Containers are a key technology that makes many of the services offered by public cloud providers possible. The design of containers opens up many possibilities for automation. Containers, combined with a platform that provides cloud-like automation, are an attractive environment for running applications. Migrating legacy applications to containers can remove many of the barriers to modernization.

Reasons for moving legacy applications to containers

  • Scaling and the need to respond quickly
  • Positioning legacy systems to enable change

Red Hat’s approach: A cloud experience everywhere

  • Streamlining operations with a consistent hybrid cloud foundation
  • Developing applications in containers
  • Red Hat offers many tools to help developers build applications to run in containers:
    • Red Hat CodeReady Studio is a traditional desktop integrated development environment (IDE) with a broad set of tooling for containers and multiple programming models.
    • Red Hat CodeReady Workspaces is a Kubernetes-native developer workspace server that runs on top of Red Hat OpenShift.
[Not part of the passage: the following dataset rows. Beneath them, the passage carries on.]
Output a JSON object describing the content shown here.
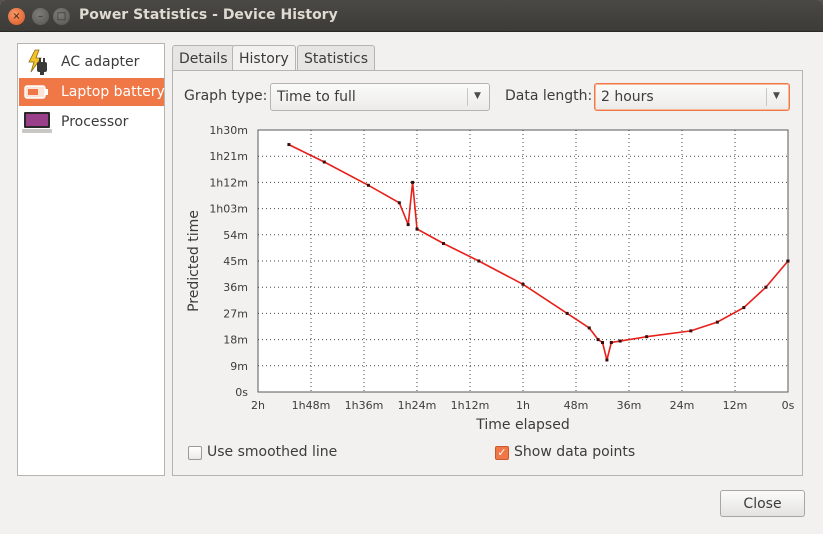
{
  "window": {
    "title": "Power Statistics - Device History",
    "buttons": {
      "close_icon": "×",
      "min_icon": "–",
      "max_icon": "□"
    }
  },
  "sidebar": {
    "items": [
      {
        "label": "AC adapter",
        "icon": "ac-adapter-icon",
        "selected": false
      },
      {
        "label": "Laptop battery",
        "icon": "battery-icon",
        "selected": true
      },
      {
        "label": "Processor",
        "icon": "processor-icon",
        "selected": false
      }
    ]
  },
  "tabs": [
    {
      "label": "Details",
      "active": false
    },
    {
      "label": "History",
      "active": true
    },
    {
      "label": "Statistics",
      "active": false
    }
  ],
  "controls": {
    "graph_type_label": "Graph type:",
    "graph_type_value": "Time to full",
    "data_length_label": "Data length:",
    "data_length_value": "2 hours",
    "smoothed_label": "Use smoothed line",
    "smoothed_checked": false,
    "datapoints_label": "Show data points",
    "datapoints_checked": true
  },
  "footer": {
    "close_label": "Close"
  },
  "colors": {
    "accent": "#f07746",
    "line": "#e8201a",
    "point": "#3a0c0c"
  },
  "chart_data": {
    "type": "line",
    "xlabel": "Time elapsed",
    "ylabel": "Predicted time",
    "x_ticks": [
      "2h",
      "1h48m",
      "1h36m",
      "1h24m",
      "1h12m",
      "1h",
      "48m",
      "36m",
      "24m",
      "12m",
      "0s"
    ],
    "y_ticks": [
      "0s",
      "9m",
      "18m",
      "27m",
      "36m",
      "45m",
      "54m",
      "1h03m",
      "1h12m",
      "1h21m",
      "1h30m"
    ],
    "x_unit": "minutes ago",
    "y_unit": "minutes",
    "xlim": [
      120,
      0
    ],
    "ylim": [
      0,
      90
    ],
    "grid": true,
    "series": [
      {
        "points": [
          [
            113,
            85
          ],
          [
            105,
            79
          ],
          [
            95,
            71
          ],
          [
            88,
            65
          ],
          [
            86,
            57.5
          ],
          [
            85,
            72
          ],
          [
            84,
            56
          ],
          [
            78,
            51
          ],
          [
            70,
            45
          ],
          [
            60,
            37
          ],
          [
            50,
            27
          ],
          [
            45,
            22
          ],
          [
            43,
            18
          ],
          [
            42,
            17
          ],
          [
            41,
            11
          ],
          [
            40,
            17
          ],
          [
            38,
            17.5
          ],
          [
            32,
            19
          ],
          [
            22,
            21
          ],
          [
            16,
            24
          ],
          [
            10,
            29
          ],
          [
            5,
            36
          ],
          [
            0,
            45
          ]
        ]
      }
    ]
  }
}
It provides a browser-based IDE so that developers do not need to install software or copy code to their local machine.
    • Red Hat CodeReady Containers is a preconfigured, minimal Red Hat OpenShift environment that developers can run on their laptops, giving them a completely self-contained development environment.
    • Red Hat Container Catalog provides a library of tested container images from a trusted source that developers can use as base images.
    • Red Hat OpenShift Application Runtimes is a collection of Red Hat OpenShift integrated runtimes covering multiple languages and programming styles to simplify cloud-native development.
    • Red Hat Application Migration Toolkit is an assembly of tools that helps developers evaluate code from legacy applications to determine what changes are necessary to run on modern platforms such as current application servers and middleware.
    • Moving legacy applications into containers
    • Improving your application landscape

    Red Hat’s approach to hybrid cloud and multicloud provides a common application platform that serves old and new applications, whether they are running on-premise or in the public cloud. The resulting application portability gives organizations the flexibility to run workloads where it makes the most sense. The details of the multiple underlying cloud and container platforms abstract away, making operators and developers more productive regardless of where the application runs.

    There are many benefits to containerizing legacy apps and running old and new applications on Red Hat OpenShift. A container-based architecture, orchestrated with Kubernetes and OpenShift, improves application reliability and scalability while decreasing developer and operations overhead. Red Hat OpenShift’s full-stack automation, developer self-service, and CI/CD capabilities also provide a foundation for continuous improvement processes.